15% - Credit History
- Age of the oldest trade line and the number of credit accounts
- The most valuable credit facilities are those held for long-term. Close
credit cards that you've held the longest last.
- 3 to 5 cards seems to be the optimal number.
- When you open new cards, this reduces the average combined time that all
credit cards have been held, because you are now everaging in a new card
with 0 time held. This can lower score.
10% - Number and Mix of Credit Type
- Finance and company credit ("Buy the furniture now and pay nothing for 2
years") is bad for score. When creating the FICO scores, a high correlation
was found between people with 90-day lates and lots of finance company
accounts.
- The number of open and closed accounts are part of the equation.
10% - Number of Inquires for New Credit
- Each inquiry could potentially lower your credit score 5 to 15 points
- Inquiries more than 12 months old don't count against your score.

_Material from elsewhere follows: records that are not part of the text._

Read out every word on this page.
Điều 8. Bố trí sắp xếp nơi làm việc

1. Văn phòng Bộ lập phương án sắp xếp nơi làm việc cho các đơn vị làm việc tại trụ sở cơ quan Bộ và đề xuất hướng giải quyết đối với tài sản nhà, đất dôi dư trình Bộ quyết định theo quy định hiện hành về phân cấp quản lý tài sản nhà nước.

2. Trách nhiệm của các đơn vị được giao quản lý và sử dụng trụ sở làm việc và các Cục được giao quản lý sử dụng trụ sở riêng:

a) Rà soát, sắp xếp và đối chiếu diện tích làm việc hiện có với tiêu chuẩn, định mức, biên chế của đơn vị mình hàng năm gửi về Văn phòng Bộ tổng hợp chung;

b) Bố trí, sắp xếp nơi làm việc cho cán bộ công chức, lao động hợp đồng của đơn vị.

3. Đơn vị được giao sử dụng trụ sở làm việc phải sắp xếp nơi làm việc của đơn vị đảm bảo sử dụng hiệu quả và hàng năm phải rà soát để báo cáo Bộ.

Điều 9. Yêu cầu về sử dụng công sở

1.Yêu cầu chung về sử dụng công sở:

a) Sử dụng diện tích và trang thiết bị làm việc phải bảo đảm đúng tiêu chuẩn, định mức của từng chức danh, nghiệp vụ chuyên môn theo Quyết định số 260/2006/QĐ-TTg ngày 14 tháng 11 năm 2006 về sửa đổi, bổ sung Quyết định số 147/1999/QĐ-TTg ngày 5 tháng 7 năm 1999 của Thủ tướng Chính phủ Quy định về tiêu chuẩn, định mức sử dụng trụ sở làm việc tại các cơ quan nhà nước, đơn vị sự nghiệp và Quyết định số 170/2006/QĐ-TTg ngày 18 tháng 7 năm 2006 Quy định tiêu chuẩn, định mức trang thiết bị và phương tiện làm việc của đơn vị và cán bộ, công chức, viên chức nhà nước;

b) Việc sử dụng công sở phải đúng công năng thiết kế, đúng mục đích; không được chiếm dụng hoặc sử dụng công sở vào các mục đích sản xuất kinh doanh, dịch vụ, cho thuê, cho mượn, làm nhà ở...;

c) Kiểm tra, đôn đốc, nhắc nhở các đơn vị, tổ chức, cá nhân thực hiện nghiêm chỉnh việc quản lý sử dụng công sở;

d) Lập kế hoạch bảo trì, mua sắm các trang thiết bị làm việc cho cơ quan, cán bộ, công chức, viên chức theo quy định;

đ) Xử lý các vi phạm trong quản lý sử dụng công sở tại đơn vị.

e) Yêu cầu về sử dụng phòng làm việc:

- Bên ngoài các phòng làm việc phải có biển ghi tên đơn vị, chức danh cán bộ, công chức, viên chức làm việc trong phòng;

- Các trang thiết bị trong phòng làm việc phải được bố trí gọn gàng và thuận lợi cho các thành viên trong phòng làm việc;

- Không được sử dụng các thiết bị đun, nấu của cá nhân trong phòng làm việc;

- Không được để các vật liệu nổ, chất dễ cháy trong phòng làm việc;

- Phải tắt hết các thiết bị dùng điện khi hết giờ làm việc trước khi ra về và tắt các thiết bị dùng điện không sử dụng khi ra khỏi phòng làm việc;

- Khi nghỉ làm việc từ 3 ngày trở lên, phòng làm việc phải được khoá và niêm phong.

- Promotional inquiries don't hurt your score ("You've been pre-approved
for this credit card.") Only after you actually apply for the card will the
inquiry actually count against you.
- There is a 14-day window in which only one credit pull from a the
mortgage industry will lower your score. the three credit bureaus figured
out that a person will probably shop around for a mortgage and get their
credit pulled several times in a short period of time. In other works,
you can have your credit pulled by 6 mortgage lenders in 14 days and only
the first credit pull will count against the score.
- If request your own credit report from the three credit bureaus, your
score will not be affected. It is highly recommended that a first-time
homebuyer pull their own credit at the very beginning of the home buying
process.
Other Credit Facts
- You don't want to open up more credit cards than you need.
- Avoid interest-only cards. Making interest-only payments on credit cards
can cause insufficient payments to be recorded for credit reporting
purposes.
- Divorce decrees state that one party has to pay all the joint bills. If
that one person doesn't pay, the other person's credit score get hurt. This
is a very common scenario. I see it all the time.
- One little trick to quickly boost your credit score a bit is to have
someone with good credit make you an authorized user of of a credit card
that they have held for a long-time.